There isn’t a day that goes by where I don’t think of them.

Some of the clearest, warmest memories I have are from those early days—small kids with big eyes, tiny hands clumsily scooping rice and scattering tortilla chips like confetti, completely enamored with their balloon animals. We were in Midway, eating at Tarahumara, and afterward, they each took turns getting their faces painted by the local clown. I can still picture how still they sat, completely mesmerized, proud of their designs when it was done. Those moments are etched in my mind—not because it was dramatic, but because it was real. Joyful. Pure.

They were so little—maybe two, maybe four—but even then, they carried a kind of quiet magic. Just being near them made me feel like I had a purpose.

That love didn’t vanish with time. It didn’t fade with silence. It’s still here—steady and stubborn.

A lot went wrong. Maybe from the outside, it looks like I moved on. But the truth is, I just learned to carry the weight differently.
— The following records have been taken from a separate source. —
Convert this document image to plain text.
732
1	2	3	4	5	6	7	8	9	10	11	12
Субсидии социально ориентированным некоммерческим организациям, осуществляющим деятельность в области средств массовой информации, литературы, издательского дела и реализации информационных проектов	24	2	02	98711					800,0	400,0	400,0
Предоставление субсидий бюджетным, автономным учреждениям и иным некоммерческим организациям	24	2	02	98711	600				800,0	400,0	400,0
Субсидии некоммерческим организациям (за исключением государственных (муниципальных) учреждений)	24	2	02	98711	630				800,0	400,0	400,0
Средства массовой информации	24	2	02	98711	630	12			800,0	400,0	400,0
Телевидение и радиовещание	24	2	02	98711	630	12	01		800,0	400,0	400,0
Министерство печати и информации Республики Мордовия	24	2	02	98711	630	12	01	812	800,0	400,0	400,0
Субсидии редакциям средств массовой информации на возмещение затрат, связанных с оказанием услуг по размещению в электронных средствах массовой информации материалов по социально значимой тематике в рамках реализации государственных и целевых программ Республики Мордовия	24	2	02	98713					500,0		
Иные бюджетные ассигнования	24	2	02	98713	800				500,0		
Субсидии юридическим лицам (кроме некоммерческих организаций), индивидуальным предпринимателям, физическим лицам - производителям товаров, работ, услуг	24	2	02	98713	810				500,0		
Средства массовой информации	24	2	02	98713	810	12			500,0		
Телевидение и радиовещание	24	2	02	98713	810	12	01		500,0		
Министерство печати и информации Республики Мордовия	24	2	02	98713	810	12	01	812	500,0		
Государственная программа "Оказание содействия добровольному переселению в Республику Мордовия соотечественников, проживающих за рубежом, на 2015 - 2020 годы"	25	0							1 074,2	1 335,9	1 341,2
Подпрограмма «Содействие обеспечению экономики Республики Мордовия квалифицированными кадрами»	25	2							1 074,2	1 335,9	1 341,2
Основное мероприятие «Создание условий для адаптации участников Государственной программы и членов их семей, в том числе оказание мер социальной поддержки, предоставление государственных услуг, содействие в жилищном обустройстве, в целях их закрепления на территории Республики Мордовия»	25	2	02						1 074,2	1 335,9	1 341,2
The love and connection I once felt? Still alive. Not loud anymore. Doesn’t scream or beg. But it’s there.

Let This Be Known — Without Question

Overnight, my children lost their father, their home, their school, and any sense of safety or stability. They did nothing to deserve that.

I don’t know everything they went through. I wasn’t there for the aftermath. But there are parts I can imagine — and it breaks my heart they had to endure any of it.

If they ever feel abandoned… if they ever wrestle with the ache of rejection or confusion or grief—
and if it helps them cope to direct some of that pain toward me—
I will take it. Willingly.

If it helps to be angry at me,
If it helps to believe I failed them,
If it helps to say it out loud, to yell it, or carry it like a shield—
then let it fall on me. All of it.

Because that’s what love does. It absorbs. It endures. It refuses to give the pain back.
If they needed someone to be the target so they didn’t have to carry that weight alone, I’d rather it be me.
I would rather bleed than let them carry wounds that weren’t meant to be theirs.

This isn’t guilt. And it’s not weakness.
It’s what remains when you care deeply—quiet, steady, and still here, even when shut out.

Not every story ends with resolution. Not every wound gets closure.
But that doesn’t mean the love wasn’t real. Or that it disappeared with time and absence.

They may never know how much space they still take up in my heart. And that’s okay.
This isn’t about rewriting history. It isn’t about redemption.
And it isn’t written in hopes of anything in return.

It’s just about saying the truth out loud.

There are things you say, not to be heard, but because they’re true.